The next cluster is a series of “Cast and Crew” interviews. Three of them were conducted back in 2003, including interviews with writer Krzysztof Piesiewicz (25 min.), cinematographer Slawomir Idziak (“Five/A Short Film About Killing” - 3 min.) and a montage of interviews with Thirteen Actors from the series (21 min.) The final three were recorded in 2016 by Criterion, and include interviews with heroic editor Ewa Smal (15 min.), and cinematographers Wieslaw Zdort (“One” - 15 min.) and Witold Adamek (“Six” - 12 min.) Of them all, I found Smal's interview by far the most interesting. Piesiewicz was surprisingly reluctant to provide much insight.

Finally, the disc includes an interview with Hanna Krall (2016, 16 min.), a Polish journalist and “creative confidante” of Kieslowski's. She notes that she and Kieslowski shared a belief that '80s Poland was a “dull world” and that both feared the dullness would seep into their work.

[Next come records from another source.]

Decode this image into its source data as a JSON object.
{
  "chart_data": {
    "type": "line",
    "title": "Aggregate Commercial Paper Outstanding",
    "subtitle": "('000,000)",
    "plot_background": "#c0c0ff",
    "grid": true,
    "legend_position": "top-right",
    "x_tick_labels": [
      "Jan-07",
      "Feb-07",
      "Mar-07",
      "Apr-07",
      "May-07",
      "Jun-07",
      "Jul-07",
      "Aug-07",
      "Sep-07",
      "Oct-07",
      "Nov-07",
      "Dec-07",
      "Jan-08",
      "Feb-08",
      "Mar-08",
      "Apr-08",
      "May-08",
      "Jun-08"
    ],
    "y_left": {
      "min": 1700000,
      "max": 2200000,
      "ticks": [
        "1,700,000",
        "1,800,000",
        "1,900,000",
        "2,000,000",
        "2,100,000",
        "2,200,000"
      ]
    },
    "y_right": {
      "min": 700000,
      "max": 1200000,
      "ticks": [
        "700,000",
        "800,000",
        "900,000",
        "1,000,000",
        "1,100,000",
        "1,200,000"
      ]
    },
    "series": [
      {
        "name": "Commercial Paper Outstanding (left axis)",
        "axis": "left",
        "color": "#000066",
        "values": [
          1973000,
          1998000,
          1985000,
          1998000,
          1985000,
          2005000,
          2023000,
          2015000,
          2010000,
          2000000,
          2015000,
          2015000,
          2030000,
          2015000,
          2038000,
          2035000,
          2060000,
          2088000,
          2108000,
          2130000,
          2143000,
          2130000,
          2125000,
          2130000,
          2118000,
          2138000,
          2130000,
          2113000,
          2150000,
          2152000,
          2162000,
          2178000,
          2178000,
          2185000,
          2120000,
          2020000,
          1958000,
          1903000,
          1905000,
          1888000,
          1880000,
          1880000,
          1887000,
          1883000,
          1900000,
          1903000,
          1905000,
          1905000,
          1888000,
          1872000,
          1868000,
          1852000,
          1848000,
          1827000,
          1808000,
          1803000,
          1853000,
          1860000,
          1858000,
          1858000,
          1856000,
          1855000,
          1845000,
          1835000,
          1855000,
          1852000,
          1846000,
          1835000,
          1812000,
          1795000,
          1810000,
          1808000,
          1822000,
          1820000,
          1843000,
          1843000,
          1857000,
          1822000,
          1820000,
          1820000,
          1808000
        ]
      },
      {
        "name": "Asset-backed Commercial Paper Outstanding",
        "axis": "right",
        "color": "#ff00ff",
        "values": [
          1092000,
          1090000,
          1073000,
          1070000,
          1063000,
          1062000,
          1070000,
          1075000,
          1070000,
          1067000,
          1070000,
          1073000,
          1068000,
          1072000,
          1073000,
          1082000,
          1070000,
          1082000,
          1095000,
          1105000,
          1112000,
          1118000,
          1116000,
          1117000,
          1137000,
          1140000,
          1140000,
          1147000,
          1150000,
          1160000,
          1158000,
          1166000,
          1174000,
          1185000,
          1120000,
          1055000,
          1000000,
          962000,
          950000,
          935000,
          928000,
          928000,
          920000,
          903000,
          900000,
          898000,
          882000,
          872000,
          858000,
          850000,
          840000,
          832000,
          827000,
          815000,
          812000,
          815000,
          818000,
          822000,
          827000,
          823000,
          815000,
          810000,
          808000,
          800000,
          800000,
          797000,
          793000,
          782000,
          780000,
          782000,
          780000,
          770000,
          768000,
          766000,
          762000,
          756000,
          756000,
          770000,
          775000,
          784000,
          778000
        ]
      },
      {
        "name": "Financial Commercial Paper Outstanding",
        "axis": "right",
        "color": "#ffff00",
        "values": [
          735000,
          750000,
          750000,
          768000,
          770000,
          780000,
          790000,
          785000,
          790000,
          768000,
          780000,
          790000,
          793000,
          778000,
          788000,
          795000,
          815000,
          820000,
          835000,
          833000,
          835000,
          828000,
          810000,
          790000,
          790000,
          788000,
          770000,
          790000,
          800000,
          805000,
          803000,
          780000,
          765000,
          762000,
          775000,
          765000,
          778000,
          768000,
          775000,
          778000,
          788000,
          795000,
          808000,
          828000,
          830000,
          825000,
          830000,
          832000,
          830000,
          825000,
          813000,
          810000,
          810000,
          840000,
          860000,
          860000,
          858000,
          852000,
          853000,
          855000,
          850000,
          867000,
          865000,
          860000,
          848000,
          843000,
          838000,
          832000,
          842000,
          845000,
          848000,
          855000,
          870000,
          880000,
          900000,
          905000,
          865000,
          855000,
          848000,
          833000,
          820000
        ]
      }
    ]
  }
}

Sandwiched in between the fold-out case that includes the fours discs is a thick square-bound insert booklet (72 pages) which begins with a lengthy analytical overview of the series by film studies professor Paul Coates and includes shorter essays about each episode also by Coates. We also get lengthy excerpts from published 1991-1992 interviews with Kieslowski and shorter essays by Kieslowski about the two feature films of “Dekalog.”

Final Thoughts:
Twelve and a half hours of films plus three hours of extras. It's almost like Criterion felt they had to wait until the binge-watching era was in full swing before releasing Kieslowski's sprawling opus. Though “Dekalog” has been released on DVD previously, this Blu-ray upgrade is easily the definitive version of one of the most influential film and/or television projects of the last thirty years. So binge away.